The paper addresses the two-fold rise in teacher-student ratio in the American K-12 school system in the post-World War II period accompanied by the evidence of a decline in the relative quality of teachers. We develop a dynamic general equilibrium framework for analyzing the teacher quantity-quality trade-off and offer an explanation to the observed trends. Our OLG model features two stages of education: basic and advanced (college), the latter required of teachers. The cost of hiring teachers is influenced by the outside opportunities for college graduates in the production sector. We show that the latter factor strengthens in the process of endogenous growth and that it affects the optimal trade-off between quantity and quality of teachers such that the number of teachers hired will grow over time while their relative, but not the absolute, human capital attainment will fall. This is accompanied by increasing inequality, among the group of college educated workers in particular. We show that this effect, which we call the rising talent premium, applies whether teacher salaries are determined based on merit pay or, alternatively, by collective bargaining. Moreover, the salary compression characterizing the collective bargaining regime has an additional effect exacerbating the loss of the more talented workers by the teaching profession.
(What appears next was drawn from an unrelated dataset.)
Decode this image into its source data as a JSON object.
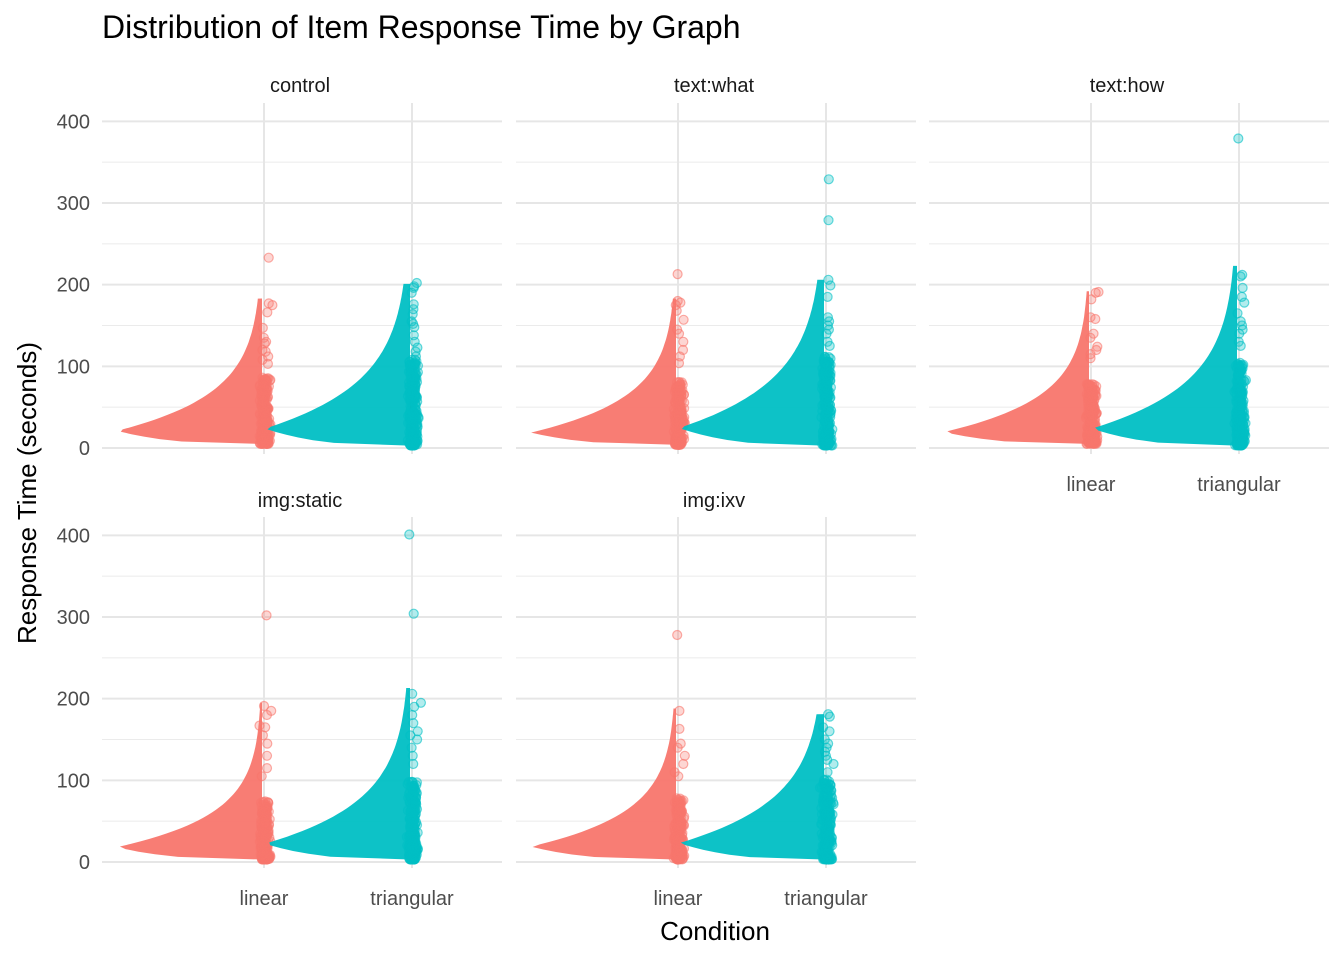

Further, we analyze a comparative dynamics effect of exogenous skill-biased technological change which raises the college premium. We show that the effect is detrimental to the aggregate quality of teachers and to the quality of basic education. An important insight from this analysis is that in the process of human capital driven economic growth the rise in premium for high ability outpaces that for the average, whereby this effect is accelerated by technological change. This puts a downward pressure on the “real” quality of education inputs and therefore can create a negative feedback effect on human capital development as a factor of economic growth.